Consider the following compound interest scheme, which we'll refer to as Scheme RST throughout this test. Scheme RST

An interest rate of r > 0 is applied at the end of the first week,

An interest rate of s > 0 is applied at the end of the second week,

An interest rate of t > 0 is applied at the end of the third week. Thereafter, the cycle repeats, so that the rates r, s, and t are applied at the end of the subsequent weeks, in this order.

1. In parts (i) to (iii) assume that the investment is made into an account that follows Scheme RST.

(i) If a principal P is invested at the beginning of Week 1, what is the value of the investment after 1 year?
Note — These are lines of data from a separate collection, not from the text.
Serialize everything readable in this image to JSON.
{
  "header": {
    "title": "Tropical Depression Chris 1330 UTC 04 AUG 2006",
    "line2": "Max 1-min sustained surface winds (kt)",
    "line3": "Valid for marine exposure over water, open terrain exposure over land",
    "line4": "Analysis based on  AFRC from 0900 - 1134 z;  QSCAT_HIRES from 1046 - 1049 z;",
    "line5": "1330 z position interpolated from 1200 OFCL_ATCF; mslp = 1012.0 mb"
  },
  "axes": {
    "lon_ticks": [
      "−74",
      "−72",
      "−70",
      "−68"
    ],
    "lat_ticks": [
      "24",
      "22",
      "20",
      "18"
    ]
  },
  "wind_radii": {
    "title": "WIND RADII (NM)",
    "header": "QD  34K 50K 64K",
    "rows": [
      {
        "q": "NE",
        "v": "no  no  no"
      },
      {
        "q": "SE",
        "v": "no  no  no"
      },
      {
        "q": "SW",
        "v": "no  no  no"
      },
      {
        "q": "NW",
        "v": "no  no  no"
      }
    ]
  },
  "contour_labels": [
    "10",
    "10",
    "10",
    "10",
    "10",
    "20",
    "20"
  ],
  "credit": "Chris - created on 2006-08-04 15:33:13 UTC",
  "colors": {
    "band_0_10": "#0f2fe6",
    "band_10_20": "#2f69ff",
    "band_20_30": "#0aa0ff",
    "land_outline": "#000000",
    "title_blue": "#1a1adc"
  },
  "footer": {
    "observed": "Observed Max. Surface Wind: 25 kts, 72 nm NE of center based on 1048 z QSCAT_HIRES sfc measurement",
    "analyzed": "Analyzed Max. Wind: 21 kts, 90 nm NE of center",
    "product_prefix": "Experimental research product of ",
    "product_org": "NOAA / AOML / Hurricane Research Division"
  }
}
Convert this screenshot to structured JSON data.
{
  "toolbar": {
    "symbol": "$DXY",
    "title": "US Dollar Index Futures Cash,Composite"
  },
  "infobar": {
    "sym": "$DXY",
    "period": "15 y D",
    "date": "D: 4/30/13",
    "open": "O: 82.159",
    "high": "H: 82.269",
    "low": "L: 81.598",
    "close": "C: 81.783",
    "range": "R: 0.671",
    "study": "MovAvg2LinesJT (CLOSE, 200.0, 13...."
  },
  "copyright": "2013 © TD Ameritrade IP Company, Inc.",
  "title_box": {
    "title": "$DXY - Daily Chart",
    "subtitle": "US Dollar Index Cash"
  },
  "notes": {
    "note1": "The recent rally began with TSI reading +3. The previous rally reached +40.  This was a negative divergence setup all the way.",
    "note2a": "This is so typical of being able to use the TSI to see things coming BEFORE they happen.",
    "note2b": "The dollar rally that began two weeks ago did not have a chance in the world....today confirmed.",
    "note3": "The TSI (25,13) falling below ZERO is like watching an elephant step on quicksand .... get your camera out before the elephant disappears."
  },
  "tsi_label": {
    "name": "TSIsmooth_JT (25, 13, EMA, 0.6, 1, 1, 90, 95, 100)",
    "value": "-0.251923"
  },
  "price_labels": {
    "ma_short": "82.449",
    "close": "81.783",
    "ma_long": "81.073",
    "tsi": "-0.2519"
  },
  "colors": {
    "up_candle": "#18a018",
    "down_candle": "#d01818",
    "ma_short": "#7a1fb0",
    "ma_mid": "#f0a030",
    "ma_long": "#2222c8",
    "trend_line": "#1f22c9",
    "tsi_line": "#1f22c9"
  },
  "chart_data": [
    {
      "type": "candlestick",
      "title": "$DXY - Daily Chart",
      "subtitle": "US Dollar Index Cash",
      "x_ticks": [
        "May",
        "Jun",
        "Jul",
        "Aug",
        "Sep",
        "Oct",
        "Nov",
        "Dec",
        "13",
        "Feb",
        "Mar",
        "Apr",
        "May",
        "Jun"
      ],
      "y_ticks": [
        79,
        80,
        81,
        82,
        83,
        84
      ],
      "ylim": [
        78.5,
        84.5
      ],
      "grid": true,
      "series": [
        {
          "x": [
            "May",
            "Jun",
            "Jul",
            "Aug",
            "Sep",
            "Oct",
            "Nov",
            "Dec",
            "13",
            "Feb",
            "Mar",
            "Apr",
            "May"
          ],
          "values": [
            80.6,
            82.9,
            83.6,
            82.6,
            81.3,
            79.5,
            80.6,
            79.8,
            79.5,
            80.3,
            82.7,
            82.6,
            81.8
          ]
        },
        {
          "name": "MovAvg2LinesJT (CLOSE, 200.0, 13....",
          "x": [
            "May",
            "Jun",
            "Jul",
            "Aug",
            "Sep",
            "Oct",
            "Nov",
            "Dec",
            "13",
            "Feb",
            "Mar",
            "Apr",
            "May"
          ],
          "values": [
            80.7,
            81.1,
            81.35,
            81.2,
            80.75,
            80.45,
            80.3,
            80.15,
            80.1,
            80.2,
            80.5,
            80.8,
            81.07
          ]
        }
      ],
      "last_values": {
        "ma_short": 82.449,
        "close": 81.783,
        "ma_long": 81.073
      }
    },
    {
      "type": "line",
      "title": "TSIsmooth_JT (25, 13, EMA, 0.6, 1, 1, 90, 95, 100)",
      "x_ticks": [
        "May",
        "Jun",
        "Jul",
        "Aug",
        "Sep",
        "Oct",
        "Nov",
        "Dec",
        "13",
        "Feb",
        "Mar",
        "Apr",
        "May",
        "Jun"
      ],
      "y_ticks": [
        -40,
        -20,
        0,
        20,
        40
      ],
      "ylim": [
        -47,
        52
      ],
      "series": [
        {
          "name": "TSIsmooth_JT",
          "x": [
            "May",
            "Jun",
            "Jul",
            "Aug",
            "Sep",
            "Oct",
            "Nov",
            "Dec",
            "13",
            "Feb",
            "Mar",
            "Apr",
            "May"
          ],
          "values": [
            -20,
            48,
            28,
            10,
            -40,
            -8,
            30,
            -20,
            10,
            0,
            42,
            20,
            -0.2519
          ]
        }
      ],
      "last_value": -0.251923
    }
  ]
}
Note: There are 52 weeks in a year.

(ii) If a principal P is invested at the beginning of Week 1, how many cycles (3 weeks) will it take for the value of the investment to triple?

(iii) After 24 weeks we want the value of our investment to be S. What principal P should be invested at the beginning of the first week in order to ensure that the account has exactly S dollars?

2. Effective rates

(i) Consider another investment scheme that compounds once, at the end of the year, with annual interest rate ra. What value of ra must be selected in order for a principal P, invested on January 1st, to have the same value at the end of the year as an investment of P in Scheme RST?
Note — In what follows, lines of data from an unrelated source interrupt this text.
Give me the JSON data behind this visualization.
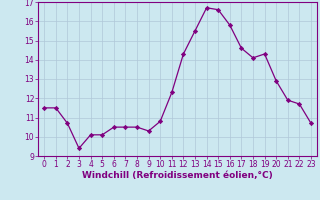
{
  "xlabel": "Windchill (Refroidissement éolien,°C)",
  "x": [
    0,
    1,
    2,
    3,
    4,
    5,
    6,
    7,
    8,
    9,
    10,
    11,
    12,
    13,
    14,
    15,
    16,
    17,
    18,
    19,
    20,
    21,
    22,
    23
  ],
  "y": [
    11.5,
    11.5,
    10.7,
    9.4,
    10.1,
    10.1,
    10.5,
    10.5,
    10.5,
    10.3,
    10.8,
    12.3,
    14.3,
    15.5,
    16.7,
    16.6,
    15.8,
    14.6,
    14.1,
    14.3,
    12.9,
    11.9,
    11.7,
    10.7
  ],
  "line_color": "#800080",
  "marker": "D",
  "marker_size": 2.2,
  "bg_color": "#cce8f0",
  "grid_color": "#b0c8d8",
  "ylim": [
    9,
    17
  ],
  "xlim": [
    -0.5,
    23.5
  ],
  "yticks": [
    9,
    10,
    11,
    12,
    13,
    14,
    15,
    16,
    17
  ],
  "xticks": [
    0,
    1,
    2,
    3,
    4,
    5,
    6,
    7,
    8,
    9,
    10,
    11,
    12,
    13,
    14,
    15,
    16,
    17,
    18,
    19,
    20,
    21,
    22,
    23
  ],
  "tick_fontsize": 5.5,
  "xlabel_fontsize": 6.5,
  "axis_color": "#800080",
  "tick_color": "#800080",
  "spine_color": "#800080"
}
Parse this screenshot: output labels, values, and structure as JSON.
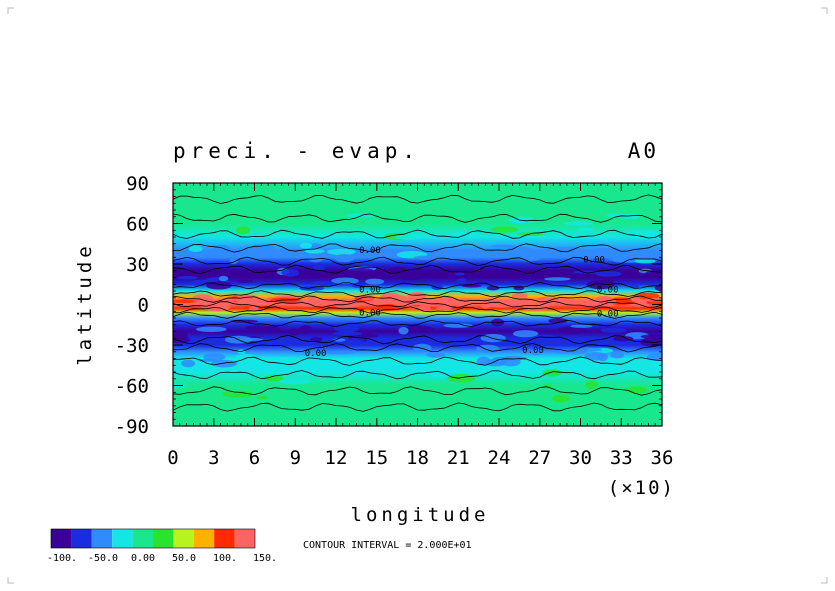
{
  "chart_data": {
    "type": "heatmap",
    "title_left": "preci. - evap.",
    "title_right": "A0",
    "xlabel": "longitude",
    "ylabel": "latitude",
    "x_tick_labels": [
      "0",
      "3",
      "6",
      "9",
      "12",
      "15",
      "18",
      "21",
      "24",
      "27",
      "30",
      "33",
      "36"
    ],
    "x_multiplier_label": "(×10)",
    "y_tick_labels": [
      "90",
      "60",
      "30",
      "0",
      "-30",
      "-60",
      "-90"
    ],
    "x_ticks": [
      0,
      3,
      6,
      9,
      12,
      15,
      18,
      21,
      24,
      27,
      30,
      33,
      36
    ],
    "y_ticks": [
      90,
      60,
      30,
      0,
      -30,
      -60,
      -90
    ],
    "xlim": [
      0,
      36
    ],
    "ylim": [
      -90,
      90
    ],
    "grid": false,
    "contour_interval_text": "CONTOUR INTERVAL = 2.000E+01",
    "contour_labels": [
      "0.00",
      "0.00",
      "0.00",
      "0.00",
      "0.00",
      "0.00",
      "0.00",
      "0.00"
    ],
    "colorbar": {
      "colors": [
        "#3a009a",
        "#1b2be0",
        "#2f8bff",
        "#13e6e4",
        "#19e78d",
        "#28e42c",
        "#b8f21f",
        "#ffb100",
        "#ff2a00",
        "#ff6464"
      ],
      "labels": [
        "-100.",
        "-50.0",
        "0.00",
        "50.0",
        "100.",
        "150."
      ]
    },
    "latitude_profile": {
      "latitudes": [
        90,
        80,
        70,
        60,
        50,
        40,
        35,
        30,
        25,
        20,
        15,
        10,
        6,
        3,
        0,
        -3,
        -6,
        -10,
        -15,
        -20,
        -25,
        -30,
        -35,
        -40,
        -50,
        -60,
        -70,
        -80,
        -90
      ],
      "values": [
        -10,
        -8,
        -15,
        -5,
        -30,
        -55,
        -75,
        -95,
        -105,
        -110,
        -90,
        -40,
        60,
        110,
        135,
        90,
        40,
        -60,
        -100,
        -110,
        -95,
        -80,
        -65,
        -50,
        -30,
        -10,
        -8,
        -15,
        -8
      ]
    }
  }
}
(ii) Next consider an investment scheme that compounds continuously with interest rate rc. What value of rc must be selected in order for a principal P, invested on January 1st, to have the same value at the end of the year as an investment of P in the Scheme RST?

(iii) How does ra compare to rc? I.e. does it necessarily hold that ra > rc, or ra < rc? Justify your answer with an argument based on explicit mathematical inequalities, or by a written argument that invokes financial principles. You do not need to present both arguments.

3. (i) Using Scheme RST you'd like to set up a three-year annuity where you are able to withdraw A dollars from an account at the end of each three week period. How much should your initial deposit be?

(ii) Compute your initial deposit if you'd like the annuity in (i) to instead be a perpetuity, so you can make withdrawals of A every three weeks indefinitely.